The first thing that caught my eye is that this book is written with narrative poetry. We are inside the brain of Billie Joe and what she is thinking. I believe that Hesse decided to write this way because she mentions that Billie Joe keeps her mom’s book of poetry on the shelf for show. Billie Joe wants to be like her mom and keep her memory strong. It is a different perspective–kind of like the very stilted narration given by Death in The Book Thief.

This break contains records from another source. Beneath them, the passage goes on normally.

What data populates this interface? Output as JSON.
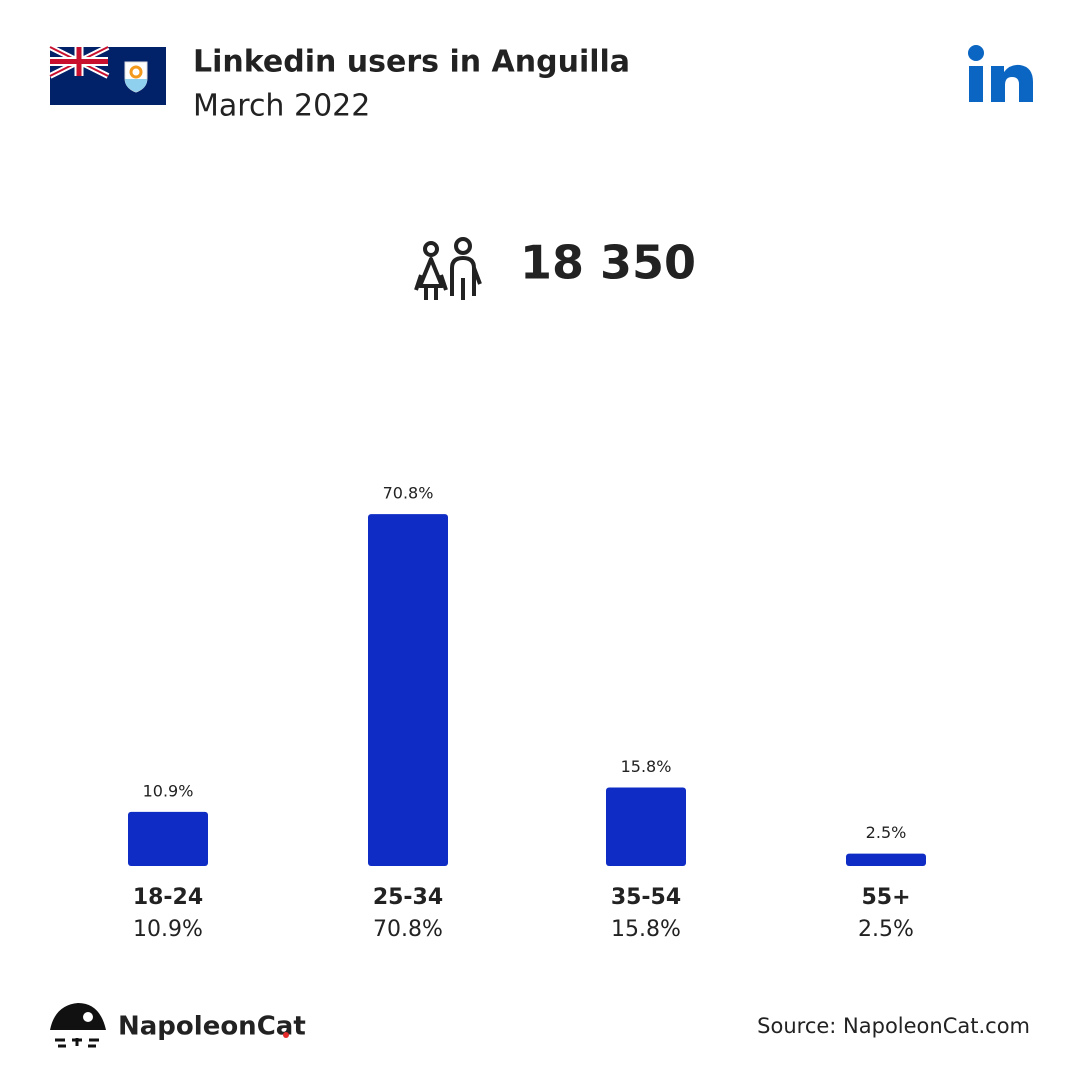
{
  "chart_data": {
    "type": "bar",
    "title": "Linkedin users in Anguilla",
    "subtitle": "March 2022",
    "total_users": "18 350",
    "categories": [
      "18-24",
      "25-34",
      "35-54",
      "55+"
    ],
    "values": [
      10.9,
      70.8,
      15.8,
      2.5
    ],
    "value_labels": [
      "10.9%",
      "70.8%",
      "15.8%",
      "2.5%"
    ],
    "color": "#0f2cc4",
    "brand": "NapoleonCat",
    "source": "Source: NapoleonCat.com"
  }
}
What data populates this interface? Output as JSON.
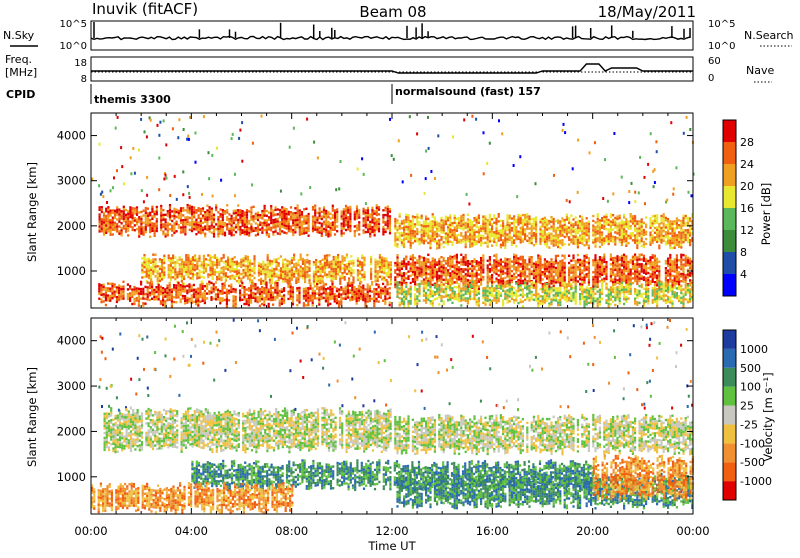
{
  "header": {
    "station": "Inuvik (fitACF)",
    "beam": "Beam 08",
    "date": "18/May/2011"
  },
  "summary": {
    "nsky_label": "N.Sky",
    "nsky_ticks": [
      "10^5",
      "10^0"
    ],
    "nsearch_label": "N.Search",
    "nsearch_ticks": [
      "10^5",
      "10^0"
    ],
    "freq_label": "Freq.",
    "freq_unit": "[MHz]",
    "freq_ticks": [
      "18",
      "8"
    ],
    "nave_label": "Nave",
    "nave_ticks": [
      "60",
      "0"
    ],
    "cpid_label": "CPID",
    "cpid_segments": [
      {
        "label": "themis 3300",
        "start_hour": 0
      },
      {
        "label": "normalsound (fast) 157",
        "start_hour": 12
      }
    ]
  },
  "chart_data": [
    {
      "type": "heatmap",
      "name": "power-panel",
      "ylabel": "Slant Range [km]",
      "ylim": [
        180,
        4500
      ],
      "yticks": [
        "4000",
        "3000",
        "2000",
        "1000"
      ],
      "xlim": [
        0,
        24
      ],
      "colorbar_label": "Power [dB]",
      "colorbar_ticks": [
        "28",
        "24",
        "20",
        "16",
        "12",
        "8",
        "4"
      ],
      "colors": [
        "#0000ff",
        "#1e4ea8",
        "#3c8c3c",
        "#5ab85a",
        "#e8e830",
        "#f0a020",
        "#f06010",
        "#e00000"
      ],
      "bands": [
        {
          "x": [
            0.3,
            12.0
          ],
          "y": [
            1850,
            2400
          ],
          "level": 6
        },
        {
          "x": [
            12.0,
            24.0
          ],
          "y": [
            1600,
            2200
          ],
          "level": 5
        },
        {
          "x": [
            2.0,
            12.0
          ],
          "y": [
            800,
            1300
          ],
          "level": 5
        },
        {
          "x": [
            12.0,
            24.0
          ],
          "y": [
            700,
            1300
          ],
          "level": 6
        },
        {
          "x": [
            0.2,
            12.0
          ],
          "y": [
            300,
            700
          ],
          "level": 6
        },
        {
          "x": [
            12.0,
            24.0
          ],
          "y": [
            300,
            700
          ],
          "level": 4
        }
      ]
    },
    {
      "type": "heatmap",
      "name": "velocity-panel",
      "ylabel": "Slant Range [km]",
      "ylim": [
        180,
        4500
      ],
      "yticks": [
        "4000",
        "3000",
        "2000",
        "1000"
      ],
      "xlim": [
        0,
        24
      ],
      "colorbar_label": "Velocity [m s⁻¹]",
      "colorbar_ticks": [
        "1000",
        "500",
        "100",
        "25",
        "-25",
        "-100",
        "-500",
        "-1000"
      ],
      "colors": [
        "#1e3ca0",
        "#2a6ab0",
        "#3c8c5a",
        "#60c040",
        "#c8c8c0",
        "#f0c040",
        "#f09030",
        "#f06010",
        "#e00000"
      ],
      "bands": [
        {
          "x": [
            0.5,
            12.0
          ],
          "y": [
            1650,
            2450
          ],
          "level": 4
        },
        {
          "x": [
            12.0,
            24.0
          ],
          "y": [
            1600,
            2300
          ],
          "level": 4
        },
        {
          "x": [
            4.0,
            20.0
          ],
          "y": [
            800,
            1300
          ],
          "level": 2
        },
        {
          "x": [
            12.0,
            24.0
          ],
          "y": [
            400,
            1000
          ],
          "level": 2
        },
        {
          "x": [
            0.0,
            8.0
          ],
          "y": [
            300,
            800
          ],
          "level": 6
        },
        {
          "x": [
            20.0,
            24.0
          ],
          "y": [
            600,
            1400
          ],
          "level": 6
        }
      ]
    }
  ],
  "xaxis": {
    "ticks": [
      "00:00",
      "04:00",
      "08:00",
      "12:00",
      "16:00",
      "20:00",
      "00:00"
    ],
    "label": "Time UT"
  }
}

I like the theme of this book: comparing herself to different aspects of the farm. Billie Joe is like the wheat, her father like the sod, but they are both (and everyone else) the dust that envelops their lives during the 1930s. Hesse did a wonderful job of describing the hopelessness and the dust that mid-westerners had to deal with during the Dust Bowl. This would be a good, quick read if a history teacher wanted to use it for their Great Depression unit. Otherwise, I would suggest reading it with Roll of Thunder, Hear My Cry because there are many similar themes and motifs (and they are both during the same time period, albeit dealing with different issues). I don’t see why sixth graders AND seniors can’t enjoy this book!